The dilution of PrP on the sensor chip is reported. The dissociation constant, but not the association, is affected by PrP dilution, indicating that intermolecular avidity effects are present in POM1 IgG and scPOM-bi. See S1 Text for further details.

(TIF)

S4 Fig. Representative confocal microscopy images of PrP:Ab oligomers and aggregates (scale bar = 10μm).

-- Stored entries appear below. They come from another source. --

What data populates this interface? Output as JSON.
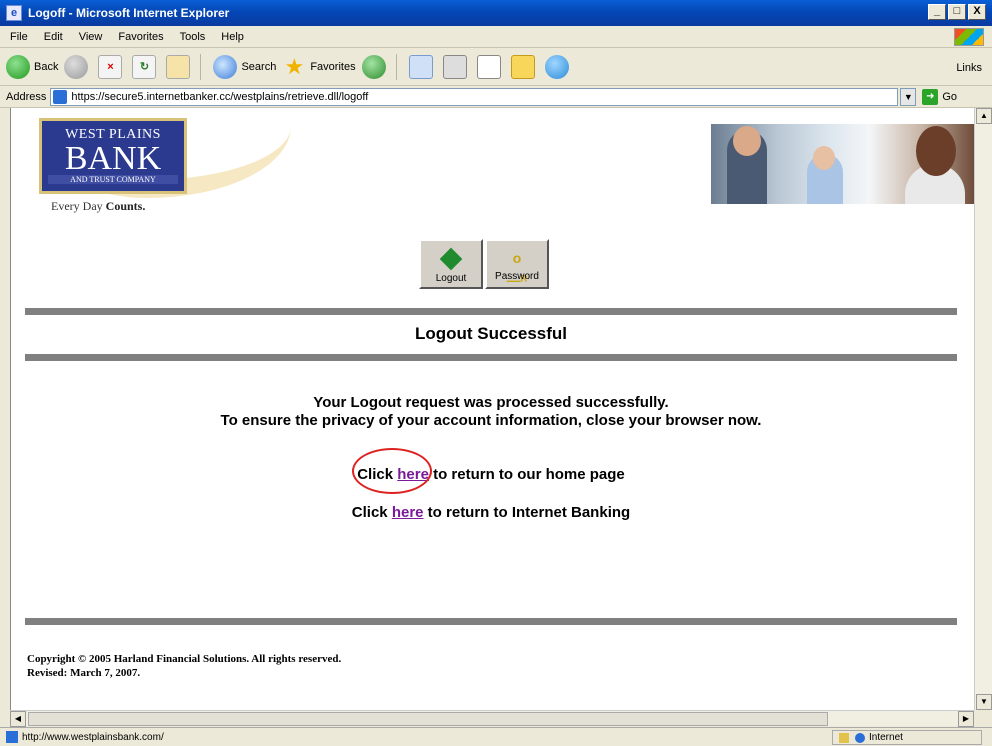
{
  "window": {
    "title": "Logoff - Microsoft Internet Explorer",
    "min": "_",
    "max": "□",
    "close": "X"
  },
  "menu": {
    "items": [
      "File",
      "Edit",
      "View",
      "Favorites",
      "Tools",
      "Help"
    ]
  },
  "toolbar": {
    "back": "Back",
    "search": "Search",
    "favorites": "Favorites",
    "links": "Links"
  },
  "address": {
    "label": "Address",
    "url": "https://secure5.internetbanker.cc/westplains/retrieve.dll/logoff",
    "go": "Go"
  },
  "page": {
    "logo": {
      "line1": "WEST PLAINS",
      "line2": "BANK",
      "line3": "AND TRUST COMPANY"
    },
    "tagline_prefix": "Every Day ",
    "tagline_bold": "Counts.",
    "buttons": {
      "logout": "Logout",
      "password": "Password"
    },
    "heading": "Logout Successful",
    "message1": "Your Logout request was processed successfully.",
    "message2": "To ensure the privacy of your account information, close your browser now.",
    "link1": {
      "pre": "Click ",
      "link": "here",
      "post": " to return to our home page"
    },
    "link2": {
      "pre": "Click ",
      "link": "here",
      "post": " to return to Internet Banking"
    },
    "copyright1": "Copyright © 2005 Harland Financial Solutions.  All rights reserved.",
    "copyright2": "Revised: March 7, 2007."
  },
  "status": {
    "url": "http://www.westplainsbank.com/",
    "zone": "Internet"
  }
}
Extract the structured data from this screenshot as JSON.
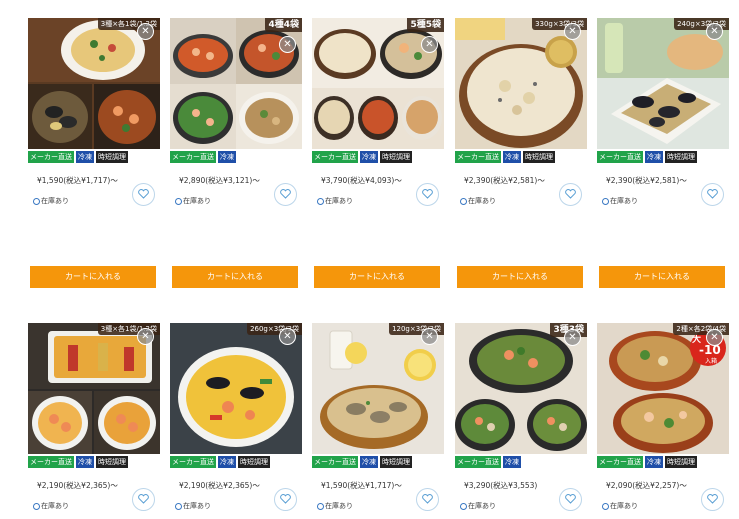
{
  "labels": {
    "cart": "カートに入れる",
    "maker": "メーカー直送",
    "frozen": "冷凍",
    "quick": "時短調理",
    "stock": "在庫あり"
  },
  "products": [
    {
      "qty": "3種×各1袋/1.2袋",
      "price": "¥1,590(税込¥1,717)～"
    },
    {
      "qty": "4種4袋",
      "price": "¥2,890(税込¥3,121)～"
    },
    {
      "qty": "5種5袋",
      "price": "¥3,790(税込¥4,093)～"
    },
    {
      "qty": "330g×3袋/3袋",
      "price": "¥2,390(税込¥2,581)～"
    },
    {
      "qty": "240g×3袋/3袋",
      "price": "¥2,390(税込¥2,581)～"
    },
    {
      "qty": "3種×各1袋/1.2袋",
      "price": "¥2,190(税込¥2,365)～"
    },
    {
      "qty": "260g×3袋/3袋",
      "price": "¥2,190(税込¥2,365)～"
    },
    {
      "qty": "120g×3袋/3袋",
      "price": "¥1,590(税込¥1,717)～"
    },
    {
      "qty": "3種3袋",
      "price": "¥3,290(税込¥3,553)"
    },
    {
      "qty": "2種×各2袋/4袋",
      "price": "¥2,090(税込¥2,257)～"
    }
  ],
  "promo": {
    "text": "大",
    "number": "-10",
    "unit": "入箱"
  },
  "icons": {
    "close": "close-icon",
    "fav": "heart-icon",
    "stock": "circle-icon"
  },
  "colors": {
    "cart": "#f5960b",
    "maker_tag": "#21a34a",
    "frozen_tag": "#1f4fa8",
    "quick_tag": "#222222"
  }
}
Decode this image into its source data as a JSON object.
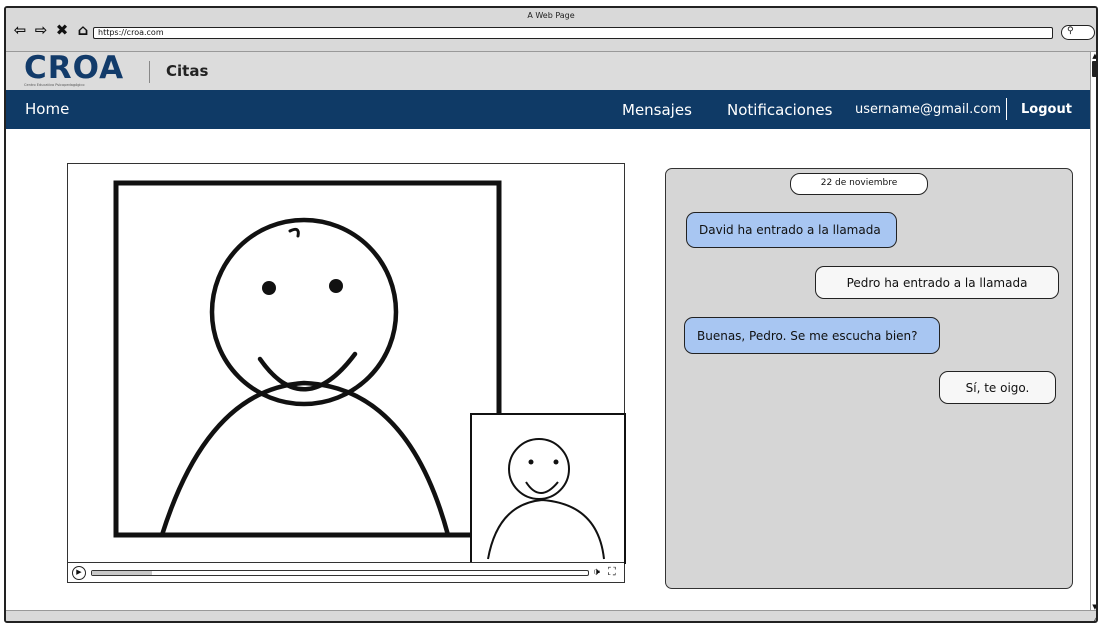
{
  "browser": {
    "window_title": "A Web Page",
    "url": "https://croa.com",
    "icons": [
      "back-icon",
      "forward-icon",
      "close-icon",
      "home-icon",
      "search-icon"
    ]
  },
  "header": {
    "logo_text": "CROA",
    "logo_subtitle": "Centro Educativo Psicopedagógico",
    "section_title": "Citas"
  },
  "nav": {
    "home": "Home",
    "messages": "Mensajes",
    "notifications": "Notificaciones",
    "user_email": "username@gmail.com",
    "logout": "Logout"
  },
  "video": {
    "progress": 0.12,
    "icons": [
      "play-icon",
      "volume-icon",
      "fullscreen-icon"
    ]
  },
  "chat": {
    "date": "22 de noviembre",
    "messages": [
      {
        "side": "left",
        "text": "David ha entrado a la llamada"
      },
      {
        "side": "right",
        "text": "Pedro ha entrado a la llamada"
      },
      {
        "side": "left",
        "text": "Buenas, Pedro. Se me escucha bien?"
      },
      {
        "side": "right",
        "text": "Sí, te oigo."
      }
    ]
  },
  "colors": {
    "navbar": "#0f3a66",
    "bubble_left": "#a8c6f2",
    "bubble_right": "#f7f7f7",
    "chat_panel": "#d6d6d6"
  }
}
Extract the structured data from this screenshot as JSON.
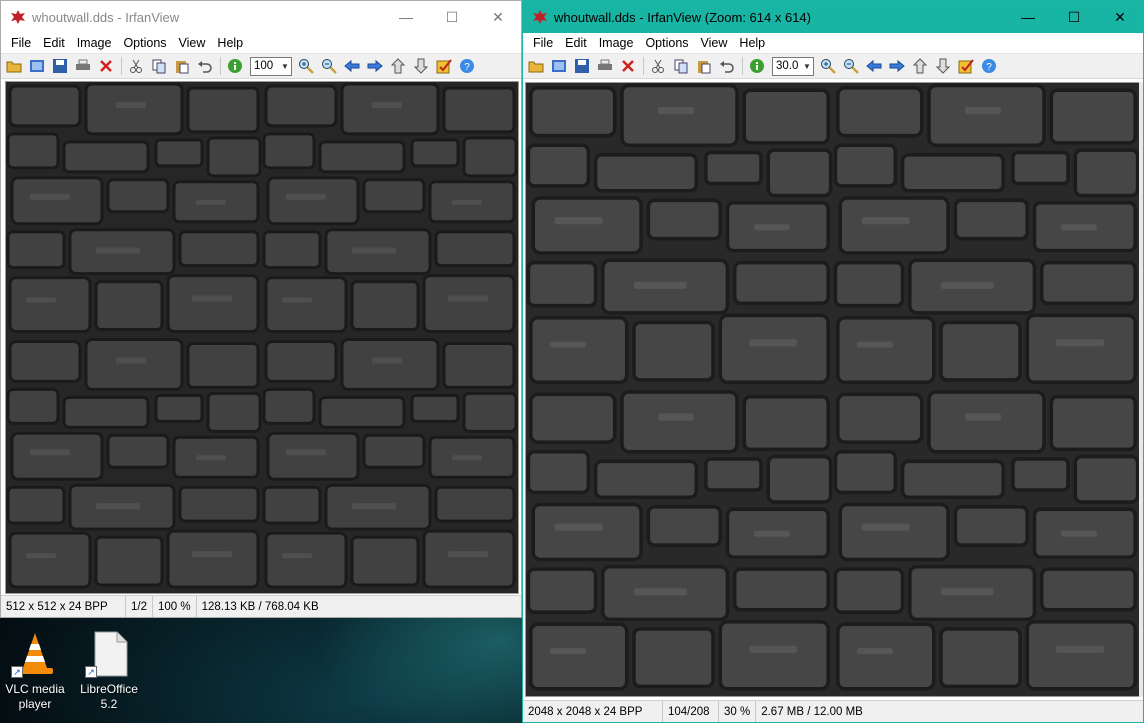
{
  "desktop": {
    "icons": [
      {
        "label_line1": "VLC media",
        "label_line2": "player",
        "icon": "vlc-cone-icon"
      },
      {
        "label_line1": "LibreOffice",
        "label_line2": "5.2",
        "icon": "libreoffice-document-icon"
      }
    ]
  },
  "menu": [
    "File",
    "Edit",
    "Image",
    "Options",
    "View",
    "Help"
  ],
  "toolbar_icons": [
    "open-folder-icon",
    "thumbnails-icon",
    "save-icon",
    "print-icon",
    "delete-icon",
    "cut-icon",
    "copy-icon",
    "paste-icon",
    "undo-icon",
    "info-icon",
    "zoom-in-icon",
    "zoom-out-icon",
    "previous-icon",
    "next-icon",
    "page-up-icon",
    "page-down-icon",
    "properties-icon",
    "help-icon"
  ],
  "colors": {
    "active_titlebar": "#18b4a4",
    "inactive_title_text": "#888888",
    "toolbar_bg": "#f0f0f0",
    "stone_base": "#3a3a3a"
  },
  "window_left": {
    "title": "whoutwall.dds - IrfanView",
    "zoom_value": "100",
    "status": {
      "dims": "512 x 512 x 24 BPP",
      "page": "1/2",
      "zoom": "100 %",
      "size": "128.13 KB / 768.04 KB"
    }
  },
  "window_right": {
    "title": "whoutwall.dds - IrfanView (Zoom: 614 x 614)",
    "zoom_value": "30.0",
    "status": {
      "dims": "2048 x 2048 x 24 BPP",
      "page": "104/208",
      "zoom": "30 %",
      "size": "2.67 MB / 12.00 MB"
    }
  }
}
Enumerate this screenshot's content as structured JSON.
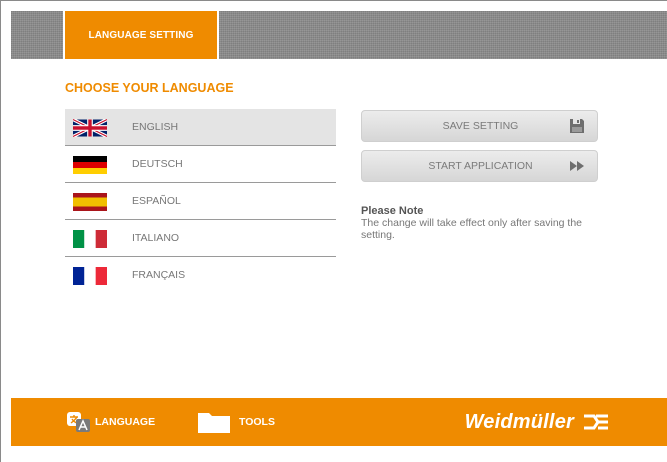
{
  "header": {
    "tab_label": "LANGUAGE SETTING"
  },
  "main": {
    "heading": "CHOOSE YOUR LANGUAGE",
    "languages": [
      {
        "label": "ENGLISH",
        "flag": "uk-flag-icon",
        "selected": true
      },
      {
        "label": "DEUTSCH",
        "flag": "germany-flag-icon",
        "selected": false
      },
      {
        "label": "ESPAÑOL",
        "flag": "spain-flag-icon",
        "selected": false
      },
      {
        "label": "ITALIANO",
        "flag": "italy-flag-icon",
        "selected": false
      },
      {
        "label": "FRANÇAIS",
        "flag": "france-flag-icon",
        "selected": false
      }
    ],
    "buttons": {
      "save_label": "SAVE SETTING",
      "save_icon": "floppy-disk-icon",
      "start_label": "START APPLICATION",
      "start_icon": "fast-forward-icon"
    },
    "note": {
      "title": "Please Note",
      "text": "The change will take effect only after saving the setting."
    }
  },
  "footer": {
    "language_label": "LANGUAGE",
    "language_icon": "translate-icon",
    "tools_label": "TOOLS",
    "tools_icon": "folder-icon",
    "brand": "Weidmüller",
    "brand_icon": "weidmuller-logo-icon"
  },
  "colors": {
    "accent": "#ef8b00",
    "topbar": "#8a8a8a",
    "selected_row": "#e4e4e4",
    "text_gray": "#777777"
  }
}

See main text (Fig 4) for quantification and methods for experimental details. Briefly, complexes between recombinant mPrP and antibodies were formed in vitro and the material deposited on microscopy slides without centrifugation or other purification steps. Species of different size are apparent when mPrP is in complex with toxic (POM1) or non toxic antibodies.

(TIF)

S5 Fig

Precipitation assays confirmed that the toxic scPOM1:mPrP complex generates soluble oligomers containing both PrP and antibody (A). No soluble material was present in the complexes between mPrP and scPOM2 (B), scPOM-bi or when scPOM-bi was added after scPOM1 (A). See main text (Fig 4) for quantification and methods for experimental details. Briefly, after formation of the mPrP:Ab complexes in vitro the samples were centrifuged at 20’000 x g. The amount of mPrP and Ab present in the resulting supernatant was estimated with PAGE/Western Blot. The quantity of soluble material is reported as percentage of soluble mPrP or Ab alone, which do not precipitate or form aggregates over the observed time frame. The variability is due to the experimental set up and to the fact that we are analyzing transient, non-homogeneous species that are likely to change over time. Such variability does not affect the statistical significance of the measures.

(TIF)

S6 Fig. Low concentration PK resistance assay.

mPrP:Ab complexes were formed in vitro and 2μg/mL of Proteinase K were added. The presence of PK resistance species was assessed by western blot. An increased amount of species resistant to PK was detected in the scPOM1:mPrP complexes, but only if the flexible tail was present, which correlates to toxicity and protection assays. See main text (Fig 4) for quantification and statistics.

(TIF)

S7 Fig. Generation of a stable CAD5 Prnp^-/- cell line.

(A) Design of sgRNA for CRISPR/Cas9 mediated generation of CAD5 Prnp^-/- cells. A PAM in the coding sequence of the signal peptide was chosen. (B) ELISA of 7 candidate CAD5 Prnp^-/- clones showed similar PrP^C levels compared to the established Prnp^-/- cell line HPL (p>0.05, one-way ANOVA with Dunnett’s post-hoc test, all clones versus HPL), 5 of which were further assessed by PrP^C western blot, confirming lack of PrP^C expression (C). (D) Sanger sequencing of PCR amplified Prnp ORF showed n = 4 different mutations in #C2 and n = 2 different mutations, labelling according to (A). The splice acceptor site is unaffected in both of the constructs.

(TIF)

Data Availability

All relevant data are within the paper and its Supporting Information files.

Funding Statement

LV is grateful for support by Swiss National Science Foundation (grant 310030_166445 and grant 157699), Synapsis Foundation -Alzheimer Research Switzerland ARS- and Lions Club Monteceneri. KF is funded by a research grant from the Theodor and Ida Herzog-Egli foundation and a "Rising Star“ grant by Ono Pharmaceuticals. The funders had no role in study design, data collection and analysis, decision to publish, or preparation of the manuscript.